The bill made it through a committee hearing and markup in February with the Hyde amendment in place. The bill was voted unanimously out of committee on March 2. It wasn’t until March 10 that Democrats objected to the bill. Some were willing to admit they simply hadn’t noticed it. Senator Durbin told Politico: “What do you want me to tell you? We missed it!” (Update: On Wednesday afternoon, the AP reported that an aide to Senator Amy Klobuchar of Minnesota, who serves on the Judiciary Committee, knew about the provision before votes were cast.)

4. Harry Reid and other Democrats have intentionally voted for the Hyde amendment many times before.

When the Hyde amendment was up for a direct vote in 2008, Harry Reid voted for it. Reid’s spokesman insisted in 2009 that Reid is “strongly pro-life … and I resent any suggestion to the contrary, and his voting record speaks for himself.” Reid and other Democrats who call themselves pro-choice have voted many more times for defense authorization bills and legislation to fund Medicaid that include the underlying Hyde amendment. 

So why is the bill to combat sex-trafficking any different? Reid and other Democrats argued on Tuesday that the main distinction is that the fund set up by this bill to help sex-trafficking victims is funded with fines paid by criminals, rather than tax dollars.

Reid said at his Tuesday press conference that the bill to combat sex trafficking “sets a dangerous precedent by applying Hyde restrictions on non-taxpayer dollars.” The clear implication from Reid and other Senate Democrats was that they would support the bill with the Hyde amendment if it were funded with tax dollars instead of fines. 

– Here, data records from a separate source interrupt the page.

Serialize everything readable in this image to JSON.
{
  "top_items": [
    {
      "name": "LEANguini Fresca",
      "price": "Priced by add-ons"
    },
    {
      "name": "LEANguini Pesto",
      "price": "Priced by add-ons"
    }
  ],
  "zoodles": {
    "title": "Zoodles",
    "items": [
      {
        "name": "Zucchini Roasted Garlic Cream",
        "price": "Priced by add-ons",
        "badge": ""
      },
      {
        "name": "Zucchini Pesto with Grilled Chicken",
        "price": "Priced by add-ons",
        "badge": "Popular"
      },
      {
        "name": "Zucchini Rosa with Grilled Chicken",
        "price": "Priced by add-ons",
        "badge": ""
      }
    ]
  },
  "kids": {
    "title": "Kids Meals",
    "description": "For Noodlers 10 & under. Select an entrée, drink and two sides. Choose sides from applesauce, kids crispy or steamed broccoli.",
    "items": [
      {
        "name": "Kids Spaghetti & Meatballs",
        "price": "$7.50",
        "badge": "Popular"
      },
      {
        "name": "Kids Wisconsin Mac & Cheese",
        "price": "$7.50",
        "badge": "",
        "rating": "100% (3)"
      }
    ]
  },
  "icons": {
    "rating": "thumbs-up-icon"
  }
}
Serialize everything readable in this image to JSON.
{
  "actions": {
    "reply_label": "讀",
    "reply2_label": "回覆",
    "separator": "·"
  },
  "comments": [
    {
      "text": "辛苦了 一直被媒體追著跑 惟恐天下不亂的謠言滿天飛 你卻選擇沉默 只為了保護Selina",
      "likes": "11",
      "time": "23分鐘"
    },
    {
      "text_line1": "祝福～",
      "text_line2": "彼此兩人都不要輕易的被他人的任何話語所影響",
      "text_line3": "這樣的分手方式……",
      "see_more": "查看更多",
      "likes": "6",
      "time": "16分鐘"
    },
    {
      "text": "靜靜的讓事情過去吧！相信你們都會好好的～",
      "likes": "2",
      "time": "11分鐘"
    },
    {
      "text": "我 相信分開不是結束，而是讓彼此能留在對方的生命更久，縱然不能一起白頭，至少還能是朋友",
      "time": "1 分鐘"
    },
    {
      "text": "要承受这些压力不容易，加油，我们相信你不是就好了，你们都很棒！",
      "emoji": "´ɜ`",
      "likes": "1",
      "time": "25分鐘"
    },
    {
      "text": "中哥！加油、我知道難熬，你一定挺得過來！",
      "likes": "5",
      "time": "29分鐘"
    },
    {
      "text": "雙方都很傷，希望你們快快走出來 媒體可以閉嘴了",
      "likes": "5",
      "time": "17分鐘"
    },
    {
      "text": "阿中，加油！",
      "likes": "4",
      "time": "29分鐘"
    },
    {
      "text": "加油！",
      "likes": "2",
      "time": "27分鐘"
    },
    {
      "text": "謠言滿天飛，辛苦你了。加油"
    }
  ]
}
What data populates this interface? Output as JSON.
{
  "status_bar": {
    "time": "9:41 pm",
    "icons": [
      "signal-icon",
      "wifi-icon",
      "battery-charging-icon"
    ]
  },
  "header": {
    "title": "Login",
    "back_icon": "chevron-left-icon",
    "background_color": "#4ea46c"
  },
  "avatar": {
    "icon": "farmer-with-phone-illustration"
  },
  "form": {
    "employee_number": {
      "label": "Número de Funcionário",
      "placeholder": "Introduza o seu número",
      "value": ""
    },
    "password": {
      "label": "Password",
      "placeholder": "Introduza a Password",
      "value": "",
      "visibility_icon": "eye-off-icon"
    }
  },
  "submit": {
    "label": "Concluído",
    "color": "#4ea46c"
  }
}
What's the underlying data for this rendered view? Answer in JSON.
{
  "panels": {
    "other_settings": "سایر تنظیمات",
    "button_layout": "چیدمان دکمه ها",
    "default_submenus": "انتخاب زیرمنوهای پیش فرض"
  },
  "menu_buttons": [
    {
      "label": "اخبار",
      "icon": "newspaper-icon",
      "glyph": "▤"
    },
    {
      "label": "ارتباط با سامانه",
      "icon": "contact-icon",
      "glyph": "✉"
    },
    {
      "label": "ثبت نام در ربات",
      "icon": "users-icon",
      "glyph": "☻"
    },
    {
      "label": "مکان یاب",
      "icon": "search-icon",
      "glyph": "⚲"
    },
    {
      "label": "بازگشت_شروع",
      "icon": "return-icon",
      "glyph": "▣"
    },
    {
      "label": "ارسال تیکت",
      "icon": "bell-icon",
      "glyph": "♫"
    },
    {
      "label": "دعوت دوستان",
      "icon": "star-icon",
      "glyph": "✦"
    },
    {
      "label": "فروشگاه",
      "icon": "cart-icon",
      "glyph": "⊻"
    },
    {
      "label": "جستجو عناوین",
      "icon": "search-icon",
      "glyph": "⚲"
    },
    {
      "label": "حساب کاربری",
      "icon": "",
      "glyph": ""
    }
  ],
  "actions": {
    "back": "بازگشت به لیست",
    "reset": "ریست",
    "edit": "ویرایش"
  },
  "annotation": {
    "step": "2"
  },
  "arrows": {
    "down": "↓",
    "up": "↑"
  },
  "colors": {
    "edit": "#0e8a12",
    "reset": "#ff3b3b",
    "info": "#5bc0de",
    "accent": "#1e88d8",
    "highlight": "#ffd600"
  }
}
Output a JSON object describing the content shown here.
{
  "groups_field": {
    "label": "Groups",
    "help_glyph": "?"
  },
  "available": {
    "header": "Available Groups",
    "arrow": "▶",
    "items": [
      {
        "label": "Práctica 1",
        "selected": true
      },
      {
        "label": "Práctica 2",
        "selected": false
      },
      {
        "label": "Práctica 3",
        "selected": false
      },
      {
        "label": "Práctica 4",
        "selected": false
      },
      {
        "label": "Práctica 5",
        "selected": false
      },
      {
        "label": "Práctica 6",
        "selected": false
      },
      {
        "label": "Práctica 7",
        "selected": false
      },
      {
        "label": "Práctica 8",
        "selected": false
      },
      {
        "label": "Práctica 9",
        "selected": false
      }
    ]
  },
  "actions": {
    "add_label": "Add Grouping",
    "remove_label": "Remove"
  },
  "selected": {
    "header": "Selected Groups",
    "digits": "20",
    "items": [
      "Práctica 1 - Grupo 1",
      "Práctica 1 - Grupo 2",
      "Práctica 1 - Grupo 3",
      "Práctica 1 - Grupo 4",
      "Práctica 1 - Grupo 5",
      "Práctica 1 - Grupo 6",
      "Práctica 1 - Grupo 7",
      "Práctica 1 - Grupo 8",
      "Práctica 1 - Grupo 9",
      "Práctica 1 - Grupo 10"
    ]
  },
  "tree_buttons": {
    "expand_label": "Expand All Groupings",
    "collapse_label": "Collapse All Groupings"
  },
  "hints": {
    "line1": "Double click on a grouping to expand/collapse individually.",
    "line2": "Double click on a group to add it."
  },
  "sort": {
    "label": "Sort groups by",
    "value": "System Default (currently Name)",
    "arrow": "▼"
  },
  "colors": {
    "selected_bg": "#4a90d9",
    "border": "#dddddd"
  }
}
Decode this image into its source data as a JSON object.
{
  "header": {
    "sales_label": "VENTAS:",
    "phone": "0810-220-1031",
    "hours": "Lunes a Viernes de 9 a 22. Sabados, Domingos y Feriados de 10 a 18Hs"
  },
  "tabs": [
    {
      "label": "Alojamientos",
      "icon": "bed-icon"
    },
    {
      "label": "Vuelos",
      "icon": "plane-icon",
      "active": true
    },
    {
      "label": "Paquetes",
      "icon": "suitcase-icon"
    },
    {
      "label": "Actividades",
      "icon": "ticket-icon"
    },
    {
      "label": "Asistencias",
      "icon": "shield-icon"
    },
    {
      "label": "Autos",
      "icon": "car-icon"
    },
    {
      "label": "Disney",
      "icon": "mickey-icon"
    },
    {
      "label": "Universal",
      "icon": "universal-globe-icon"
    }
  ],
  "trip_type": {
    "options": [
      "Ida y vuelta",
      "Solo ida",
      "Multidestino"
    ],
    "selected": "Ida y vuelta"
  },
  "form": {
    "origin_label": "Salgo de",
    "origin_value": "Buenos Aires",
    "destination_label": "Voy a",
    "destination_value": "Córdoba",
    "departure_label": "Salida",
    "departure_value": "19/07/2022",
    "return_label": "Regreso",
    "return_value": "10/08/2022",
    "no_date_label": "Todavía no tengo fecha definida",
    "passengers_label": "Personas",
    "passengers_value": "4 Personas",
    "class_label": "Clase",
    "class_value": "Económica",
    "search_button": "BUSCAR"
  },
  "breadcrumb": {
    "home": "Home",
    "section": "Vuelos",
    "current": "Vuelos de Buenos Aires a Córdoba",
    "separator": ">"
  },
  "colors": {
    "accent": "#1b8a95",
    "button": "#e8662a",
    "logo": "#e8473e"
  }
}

But this is a distinction without a difference: Money is fungible, and federal funds are federal funds.

5. The Hyde amendment includes exceptions for abortion in the cases of rape, incest, and when the life of the mother is endangered.

Since the 1990s, Hyde amendment restrictions on federal funding of abortion have included those exceptions, and so does the bill to combat sex trafficking. That means that any woman who becomes pregnant as a result of sex trafficking would be exempt from the bill’s restriction on abortion funding. The New York Times does not dispute this, and neither does Eleanor Clift. What federal dollars could not pay for are elective abortions that fall outside of those exceptions.

So, given the aforementioned facts, why is Harry Reid filibustering the legislation? One popular theory among some Republicans on Capitol Hill is that this has less to do with abortion politics than it does with Reid trying to prove that Republicans can’t govern. “Republicans have came in [sic] saying they would know how to govern, and what a mess they’ve made,” Senator Chuck Schumer of New York said at Tuesday’s press conference. “Now even a simple trafficking bill, they can’t get done.” 

“They’re putting their own poison pills in their own bill,” Schumer added. So Democrats might just be trying to jam up Mitch McConnell, even if that’s done at the expense of sex-trafficking victims. Even if the politics don’t appear to benefit Democrats, Reid can always count on Jon Stewart and some in the mainstream media to be too ignorant or biased to report accurately on the bill.

Perhaps a more likely explanation is that Democrats knew that the bill included the Hyde amendment, but the abortion lobby didn’t find out until March 10. Planned Parenthood lobbyists emailed every Senate office on Tuesday warning that opposing yesterday’s filibuster would negatively affect Planned Parenthood’s rating of senators’ records on abortion. And getting on the wrong side of Planned Parenthood and its donors is a risk most Democrats are unwilling to take. 

As of Wednesday afternoon, the standoff continued. Republican majority leader Mitch McConnell has vowed that President Obama’s attorney general nominee Loretta Lynch will not receive a vote until the Democrats end their filibuster. McConnell said he will bring the bill to the floor as many times as it takes to pass it.